Analysis of DEGs in pathways related to triterpenoid saponins biosynthesis
A total of 58 candidate genes encoded 16 enzymes related to triterpenoid saponins biosynthesis were found by removing extremely lowly expressed genes with an FPKM value of less than 1. Among them, 44 candidate genes were considered as DEGs (Additional file 4: Table S2) and were the key candidates for discussion in our study.
The MVA pathway is the earliest and more traditional pathway for the synthetic biology of terpenoids. In the MVA pathway, 23 DEGs were identified (Fig. 5). The results showed that half of the candidate transcripts involved in MVA pathway displayed the highest expression levels in the roots of A. mongholicus. Based on our transcriptomic dataset, only one transcript for AmHMGCS, AmMVK, and AmPMK were identified as DEGs involved in the MVA pathway. Moreover, they demonstrated the same regularity among the three organs and were showed the highest expression in stems, followed by roots or leaves. Of the six AmAACTs, AmAACT6 and AmAACT4 displayed higher expression levels in roots than that in the other two organs. However, the expression of AmAACT3 and AmAACT1 in roots was higher than other AmAACTs, especially AmAACT3. These suggest that AmAACT3 also plays an important role in the MVA pathway of A. mongholicus.HMGR is a key enzyme in the MVA pathway, 11 AmHMGRs were identified as DEGs of A. mongholicus. Notably, six AmHMGRs expression levels of roots were higher than that of stems and leaves. Compared with other AmHMGRs, AmHMGR5 was most highly expressed in roots, implied that the transcript played a vital role in the MVA pathway in roots of A. mongholicus. As far as three AmMVDs expression patterns were found in different organs, all of them were the highest in roots, followed by stems and leaves.
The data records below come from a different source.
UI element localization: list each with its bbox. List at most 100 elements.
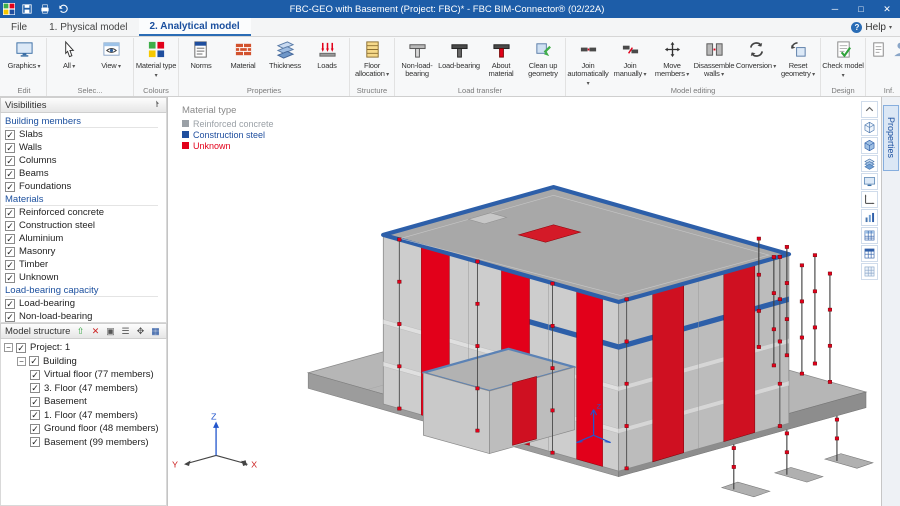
ribbon-button-reset-geometry[interactable]: Reset geometry ▾ xyxy=(777,38,819,85)
viewport-3d[interactable]: Z X Y Z Material type Reinforced con xyxy=(168,97,881,506)
ribbon-button-page[interactable] xyxy=(867,38,889,85)
view-tool-grid-icon[interactable] xyxy=(861,227,878,244)
tree-settings-icon[interactable]: ▦ xyxy=(149,325,162,337)
checkbox[interactable]: ✓ xyxy=(30,410,40,420)
checkbox[interactable]: ✓ xyxy=(30,383,40,393)
ribbon-button-label: Graphics ▾ xyxy=(3,62,45,71)
tree-item-basement-99-members[interactable]: ✓Basement (99 members) xyxy=(1,436,166,450)
visibility-item-columns[interactable]: ✓Columns xyxy=(5,154,166,167)
visibility-item-foundations[interactable]: ✓Foundations xyxy=(5,180,166,193)
checkbox[interactable]: ✓ xyxy=(30,424,40,434)
tree-move-icon[interactable]: ✥ xyxy=(134,325,147,337)
visibility-item-non-load-bearing[interactable]: ✓Non-load-bearing xyxy=(5,310,166,323)
visibility-item-load-bearing[interactable]: ✓Load-bearing xyxy=(5,297,166,310)
ribbon-button-norms[interactable]: Norms xyxy=(180,38,222,85)
tree-item-project-1[interactable]: −✓Project: 1 xyxy=(1,341,166,355)
tab-2-analytical-model[interactable]: 2. Analytical model xyxy=(139,18,251,36)
tree-item-1-floor-47-members[interactable]: ✓1. Floor (47 members) xyxy=(1,409,166,423)
tree-delete-icon[interactable]: ✕ xyxy=(89,325,102,337)
pin-icon[interactable] xyxy=(152,99,162,112)
tree-item-ground-floor-48-members[interactable]: ✓Ground floor (48 members) xyxy=(1,422,166,436)
checkbox[interactable]: ✓ xyxy=(5,182,15,192)
ribbon-button-about-material[interactable]: About material xyxy=(480,38,522,85)
maximize-button[interactable]: □ xyxy=(848,0,874,18)
ribbon-button-thickness[interactable]: Thickness xyxy=(264,38,306,85)
checkbox[interactable]: ✓ xyxy=(16,343,26,353)
undo-icon[interactable] xyxy=(54,1,72,17)
view-tool-chart-icon[interactable] xyxy=(861,209,878,226)
checkbox[interactable]: ✓ xyxy=(5,260,15,270)
view-tool-cube2-icon[interactable] xyxy=(861,137,878,154)
visibility-item-beams[interactable]: ✓Beams xyxy=(5,167,166,180)
ribbon-button-floor-allocation[interactable]: Floor allocation ▾ xyxy=(351,38,393,85)
tree-export-icon[interactable]: ⇧ xyxy=(74,325,87,337)
tree-item-3-floor-47-members[interactable]: ✓3. Floor (47 members) xyxy=(1,382,166,396)
visibility-item-unknown[interactable]: ✓ Unknown xyxy=(5,271,166,284)
tree-list-icon[interactable]: ☰ xyxy=(119,325,132,337)
ribbon-button-move-members[interactable]: Move members ▾ xyxy=(651,38,693,85)
ribbon-button-graphics[interactable]: Graphics ▾ xyxy=(3,38,45,85)
ribbon-button-material[interactable]: Material xyxy=(222,38,264,85)
tab-1-physical-model[interactable]: 1. Physical model xyxy=(38,18,138,36)
tree-item-building[interactable]: −✓Building xyxy=(1,355,166,369)
ribbon-button-view[interactable]: View ▾ xyxy=(90,38,132,85)
visibility-item-aluminium[interactable]: ✓Aluminium xyxy=(5,232,166,245)
ribbon-button-material-type[interactable]: Material type ▾ xyxy=(135,38,177,85)
visibility-item-construction-steel[interactable]: ✓Construction steel xyxy=(5,219,166,232)
minimize-button[interactable]: ─ xyxy=(822,0,848,18)
print-icon[interactable] xyxy=(36,1,54,17)
ribbon-button-check-model[interactable]: Check model ▾ xyxy=(822,38,864,85)
visibility-item-masonry[interactable]: ✓Masonry xyxy=(5,245,166,258)
view-tool-grid2-icon[interactable] xyxy=(861,245,878,262)
ribbon-button-clean-up-geometry[interactable]: Clean up geometry xyxy=(522,38,564,85)
tree-copy-icon[interactable]: ▣ xyxy=(104,325,117,337)
tree-item-basement[interactable]: ✓Basement xyxy=(1,395,166,409)
ribbon-button-disassemble-walls[interactable]: Disassemble walls ▾ xyxy=(693,38,735,85)
visibility-item-reinforced-concrete[interactable]: ✓Reinforced concrete xyxy=(5,206,166,219)
ribbon-button-all[interactable]: All ▾ xyxy=(48,38,90,85)
ribbon-button-load-bearing[interactable]: Load-bearing xyxy=(438,38,480,85)
checkbox[interactable]: ✓ xyxy=(5,234,15,244)
view-tool-grid3-icon[interactable] xyxy=(861,263,878,280)
tab-file[interactable]: File xyxy=(0,18,38,36)
ribbon-button-loads[interactable]: Loads xyxy=(306,38,348,85)
view-tool-collapse-icon[interactable] xyxy=(861,101,878,118)
view-tool-screen-icon[interactable] xyxy=(861,173,878,190)
checkbox[interactable]: ✓ xyxy=(5,130,15,140)
checkbox[interactable]: ✓ xyxy=(5,143,15,153)
view-tool-layers-icon[interactable] xyxy=(861,155,878,172)
checkbox[interactable]: ✓ xyxy=(29,356,39,366)
expander-icon[interactable]: − xyxy=(4,343,13,352)
checkbox[interactable]: ✓ xyxy=(5,221,15,231)
ribbon-button-person[interactable] xyxy=(889,38,900,85)
ribbon-button-join-automatically[interactable]: Join automatically ▾ xyxy=(567,38,609,85)
checkbox[interactable]: ✓ xyxy=(30,397,40,407)
view-tool-axis-icon[interactable] xyxy=(861,191,878,208)
visibility-item-walls[interactable]: ✓Walls xyxy=(5,141,166,154)
building-model[interactable]: Z X Y Z xyxy=(168,97,881,506)
ribbon-button-join-manually[interactable]: Join manually ▾ xyxy=(609,38,651,85)
save-icon[interactable] xyxy=(18,1,36,17)
view-tool-cube-icon[interactable] xyxy=(861,119,878,136)
ribbon-button-conversion[interactable]: Conversion ▾ xyxy=(735,38,777,85)
checkbox[interactable]: ✓ xyxy=(5,312,15,322)
expander-icon[interactable]: − xyxy=(17,357,26,366)
visibility-item-timber[interactable]: ✓Timber xyxy=(5,258,166,271)
properties-tab[interactable]: Properties xyxy=(883,105,899,171)
checkbox[interactable]: ✓ xyxy=(5,208,15,218)
help-button[interactable]: ? Help ▾ xyxy=(843,18,900,36)
visibilities-header: Visibilities xyxy=(0,97,167,113)
visibility-item-slabs[interactable]: ✓Slabs xyxy=(5,128,166,141)
checkbox[interactable]: ✓ xyxy=(5,169,15,179)
checkbox[interactable]: ✓ xyxy=(5,273,15,283)
checkbox[interactable]: ✓ xyxy=(5,299,15,309)
app-logo-icon[interactable] xyxy=(0,1,18,17)
ribbon-button-non-load-bearing[interactable]: Non-load-bearing xyxy=(396,38,438,85)
checkbox[interactable]: ✓ xyxy=(5,247,15,257)
visibility-item-label: Unknown xyxy=(19,272,59,283)
checkbox[interactable]: ✓ xyxy=(5,156,15,166)
close-button[interactable]: ✕ xyxy=(874,0,900,18)
checkbox[interactable]: ✓ xyxy=(30,370,40,380)
tree-item-virtual-floor-77-members[interactable]: ✓Virtual floor (77 members) xyxy=(1,368,166,382)
checkbox[interactable]: ✓ xyxy=(30,437,40,447)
In our transcriptomic dataset, a total of 13 DEGs were found to be involved in the MEP pathway of A. mongholicus, including three AmDXSs, two AmDXRs, two AmispDs, one AmispE, one AmgcpE, and four AmispHs. As shown in Fig. 5b, it was evident that almost all DEGs related to the MEP pathway were displayed the highest expression levels in leaves and least in roots. Both MEP and MVA pathways generate IPP and its isomer DMAPP, which are precursors of the production of terpenoids. Triterpenoids and sesquiterpenoids are synthesized by the MVA pathway, whereas monoterpenoids, diterpenoid, and tetraterpenoids are biosynthesized via the MEP pathway. In our study,the MVA pathway is mainly involved in the biosynthesis of triterpenoid saponins in A. mongholicus.
The biosynthesis of triterpenoid saponins from A. mongholicus mainly involves “terpenoid backbone biosynthesis” and “sesquiterpenoid and triterpenoid biosynthesis” pathways. Nine DEGs encoded for three enzymes were identified with regard to “sesquiterpenoid and triterpenoid biosynthesis” (Fig. 5d). AmFDPSs have two candidate transcripts, but only one gene was differentially expressed. AmFDPS showed similar expression among three organs, while the expression level in stems was highest. SQS and SQE are playing a pivotal role in the biosynthesis pathway of the carbon ring skeleton of triterpenoid saponins. Three AmSQEs exhibited higher expression in roots than in stems and leaves. The two AmSQSs, AmSQE1 and AmSQE2, had the highest expression levels in stems, over roots and leaves.
In order to verify the gene expression level, five genes were randomly selected for a real-time qPCR (RT-qPCR) experiment. The results showed that the trend of transcript changes in these five gene transcriptomes was good with the quantitative results of qPCR. This result proves the accuracy of the transcriptome data (Additional file 5: Figure S3).